Just over two years ago a massive earthquake devastated the island nation of Haiti, giving the world a tragic reminder that when disaster strikes hardest, abundant food and potable water jump to the top of the list of survival priorities.
Without water to drink, you can’t make it more than a week. Without food you’ve got a month, tops.
Weeks after the Haiti quake upwards of 15,000 U.S. troops were deployed to keep the peace, and their primary objective was to protect the precious relief that was being shipped in from all over the world.

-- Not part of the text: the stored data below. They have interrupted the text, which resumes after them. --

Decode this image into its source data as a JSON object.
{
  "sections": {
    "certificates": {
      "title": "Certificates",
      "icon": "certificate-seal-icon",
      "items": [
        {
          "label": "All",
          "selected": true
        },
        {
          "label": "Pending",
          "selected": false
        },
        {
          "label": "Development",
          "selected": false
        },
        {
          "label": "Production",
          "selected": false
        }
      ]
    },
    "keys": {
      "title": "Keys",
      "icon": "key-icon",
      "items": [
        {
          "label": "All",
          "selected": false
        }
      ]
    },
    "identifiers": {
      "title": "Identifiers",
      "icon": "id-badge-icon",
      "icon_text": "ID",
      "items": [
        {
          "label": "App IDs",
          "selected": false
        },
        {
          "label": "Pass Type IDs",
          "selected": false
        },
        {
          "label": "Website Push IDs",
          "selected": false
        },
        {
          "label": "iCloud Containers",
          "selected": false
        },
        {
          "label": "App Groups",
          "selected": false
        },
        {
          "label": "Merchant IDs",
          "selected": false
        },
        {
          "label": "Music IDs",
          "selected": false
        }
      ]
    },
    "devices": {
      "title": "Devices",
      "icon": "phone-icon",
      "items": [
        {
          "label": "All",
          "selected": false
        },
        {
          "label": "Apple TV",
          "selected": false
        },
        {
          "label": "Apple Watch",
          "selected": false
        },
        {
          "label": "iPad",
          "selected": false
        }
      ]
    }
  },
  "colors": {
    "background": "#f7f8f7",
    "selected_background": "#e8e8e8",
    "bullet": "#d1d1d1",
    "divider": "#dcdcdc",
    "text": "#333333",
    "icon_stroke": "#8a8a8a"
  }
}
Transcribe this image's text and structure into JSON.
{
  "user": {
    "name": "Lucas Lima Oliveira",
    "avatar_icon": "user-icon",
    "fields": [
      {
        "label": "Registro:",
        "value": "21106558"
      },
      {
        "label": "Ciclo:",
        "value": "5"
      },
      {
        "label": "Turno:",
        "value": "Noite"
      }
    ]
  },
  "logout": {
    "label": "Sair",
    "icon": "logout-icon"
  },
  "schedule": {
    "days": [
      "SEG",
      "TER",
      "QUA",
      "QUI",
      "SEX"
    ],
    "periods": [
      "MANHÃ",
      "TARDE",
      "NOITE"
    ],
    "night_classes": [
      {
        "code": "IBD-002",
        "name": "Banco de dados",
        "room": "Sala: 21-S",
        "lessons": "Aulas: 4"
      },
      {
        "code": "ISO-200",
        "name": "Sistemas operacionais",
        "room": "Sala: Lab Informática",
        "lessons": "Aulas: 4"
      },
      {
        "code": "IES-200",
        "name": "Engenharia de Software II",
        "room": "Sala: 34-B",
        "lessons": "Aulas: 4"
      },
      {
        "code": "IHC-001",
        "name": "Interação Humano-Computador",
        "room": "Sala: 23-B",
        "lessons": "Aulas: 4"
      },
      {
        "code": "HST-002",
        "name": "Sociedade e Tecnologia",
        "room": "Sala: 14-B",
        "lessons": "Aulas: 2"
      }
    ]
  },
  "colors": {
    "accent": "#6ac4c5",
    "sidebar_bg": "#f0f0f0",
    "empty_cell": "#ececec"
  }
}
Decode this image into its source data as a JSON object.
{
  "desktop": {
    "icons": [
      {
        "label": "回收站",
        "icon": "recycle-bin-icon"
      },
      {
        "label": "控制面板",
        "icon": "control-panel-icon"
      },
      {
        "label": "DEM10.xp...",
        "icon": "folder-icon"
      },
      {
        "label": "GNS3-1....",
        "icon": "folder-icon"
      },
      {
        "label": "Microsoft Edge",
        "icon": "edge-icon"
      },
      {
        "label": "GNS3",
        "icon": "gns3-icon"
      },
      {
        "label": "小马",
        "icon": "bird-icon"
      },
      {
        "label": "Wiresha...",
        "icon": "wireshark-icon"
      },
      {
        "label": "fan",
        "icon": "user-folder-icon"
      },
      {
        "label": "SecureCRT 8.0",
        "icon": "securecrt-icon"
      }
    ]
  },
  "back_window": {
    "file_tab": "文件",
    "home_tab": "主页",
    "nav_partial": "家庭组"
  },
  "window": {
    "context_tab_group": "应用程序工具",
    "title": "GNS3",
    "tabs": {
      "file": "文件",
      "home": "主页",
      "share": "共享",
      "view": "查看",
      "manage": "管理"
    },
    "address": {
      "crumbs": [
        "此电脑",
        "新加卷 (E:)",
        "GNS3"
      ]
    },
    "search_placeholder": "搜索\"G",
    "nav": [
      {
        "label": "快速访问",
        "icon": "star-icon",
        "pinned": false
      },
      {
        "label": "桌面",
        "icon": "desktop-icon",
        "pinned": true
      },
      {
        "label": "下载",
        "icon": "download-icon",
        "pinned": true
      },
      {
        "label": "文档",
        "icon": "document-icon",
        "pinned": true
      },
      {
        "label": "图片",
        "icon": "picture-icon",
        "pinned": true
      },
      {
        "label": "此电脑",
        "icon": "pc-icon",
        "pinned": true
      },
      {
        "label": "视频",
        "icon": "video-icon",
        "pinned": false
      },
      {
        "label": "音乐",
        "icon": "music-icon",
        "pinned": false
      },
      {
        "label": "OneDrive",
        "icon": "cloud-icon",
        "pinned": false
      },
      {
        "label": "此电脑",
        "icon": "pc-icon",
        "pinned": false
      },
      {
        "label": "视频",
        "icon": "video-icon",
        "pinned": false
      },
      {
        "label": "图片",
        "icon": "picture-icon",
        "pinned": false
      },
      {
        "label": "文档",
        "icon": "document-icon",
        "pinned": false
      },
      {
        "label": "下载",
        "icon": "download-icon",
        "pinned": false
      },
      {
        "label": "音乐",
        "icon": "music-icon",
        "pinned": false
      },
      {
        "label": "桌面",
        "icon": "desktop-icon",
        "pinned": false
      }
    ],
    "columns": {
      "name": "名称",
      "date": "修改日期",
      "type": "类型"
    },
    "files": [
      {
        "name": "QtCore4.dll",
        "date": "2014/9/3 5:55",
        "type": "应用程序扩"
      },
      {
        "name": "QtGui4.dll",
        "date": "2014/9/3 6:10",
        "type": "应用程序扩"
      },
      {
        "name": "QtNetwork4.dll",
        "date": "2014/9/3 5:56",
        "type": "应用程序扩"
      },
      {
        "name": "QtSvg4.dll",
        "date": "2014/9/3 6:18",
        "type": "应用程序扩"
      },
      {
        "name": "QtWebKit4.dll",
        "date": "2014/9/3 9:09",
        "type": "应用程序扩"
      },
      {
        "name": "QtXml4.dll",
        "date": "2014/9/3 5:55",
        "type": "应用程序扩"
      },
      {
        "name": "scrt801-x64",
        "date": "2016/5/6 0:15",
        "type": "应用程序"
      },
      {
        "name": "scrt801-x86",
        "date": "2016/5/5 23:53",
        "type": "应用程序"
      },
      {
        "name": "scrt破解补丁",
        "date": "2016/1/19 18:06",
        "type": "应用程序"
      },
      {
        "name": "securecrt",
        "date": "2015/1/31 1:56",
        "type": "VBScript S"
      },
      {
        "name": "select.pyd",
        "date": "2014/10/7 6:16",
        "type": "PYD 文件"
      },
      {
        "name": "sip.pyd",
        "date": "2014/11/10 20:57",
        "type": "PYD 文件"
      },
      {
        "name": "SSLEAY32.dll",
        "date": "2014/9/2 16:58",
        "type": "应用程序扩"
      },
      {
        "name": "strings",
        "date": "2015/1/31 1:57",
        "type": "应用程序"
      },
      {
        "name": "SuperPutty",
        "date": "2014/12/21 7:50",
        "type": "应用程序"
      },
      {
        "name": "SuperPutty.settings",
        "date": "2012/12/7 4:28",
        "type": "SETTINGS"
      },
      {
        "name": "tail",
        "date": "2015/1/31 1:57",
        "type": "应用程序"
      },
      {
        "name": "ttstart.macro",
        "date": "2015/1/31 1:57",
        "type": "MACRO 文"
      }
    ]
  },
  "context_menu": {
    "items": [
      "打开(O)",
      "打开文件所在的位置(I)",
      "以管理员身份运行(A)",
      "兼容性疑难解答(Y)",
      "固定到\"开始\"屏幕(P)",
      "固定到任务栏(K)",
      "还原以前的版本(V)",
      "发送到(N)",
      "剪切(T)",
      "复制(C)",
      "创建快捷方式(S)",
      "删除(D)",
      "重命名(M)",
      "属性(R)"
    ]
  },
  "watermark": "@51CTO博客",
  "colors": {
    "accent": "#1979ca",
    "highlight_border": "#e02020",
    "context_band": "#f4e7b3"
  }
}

With a total Haitian population of just 9 million, that equates to one soldier for every 750 civilians, and still reports of violence and looting were rampant.
Why the chaos? Because a lack of food and water quickly leads to desperation.
To reach a similar level of military presence within the United States, the government would need to deploy 425,000 troops to the streets of every city and town from Florida to Oregon. As of 2008, there were only 543,000 active duty soldiers in the Army, meaning that a huge percentage of that force would be needed just to protect pallets of bottled water. If a zombie outbreak causes desertion rates to spike, it could reach 100% in no time.
Would you show up for work at a supply depot in Georgia if you knew your spouse and children were probably being threatened by a zombie menace at your home in Iowa?
Ultimately, in a zombie pandemic you are your own rescue. The Haiti disaster teaches us that Uncle Sam’s Army may not be there to save your life when the dead come clawing at your front door.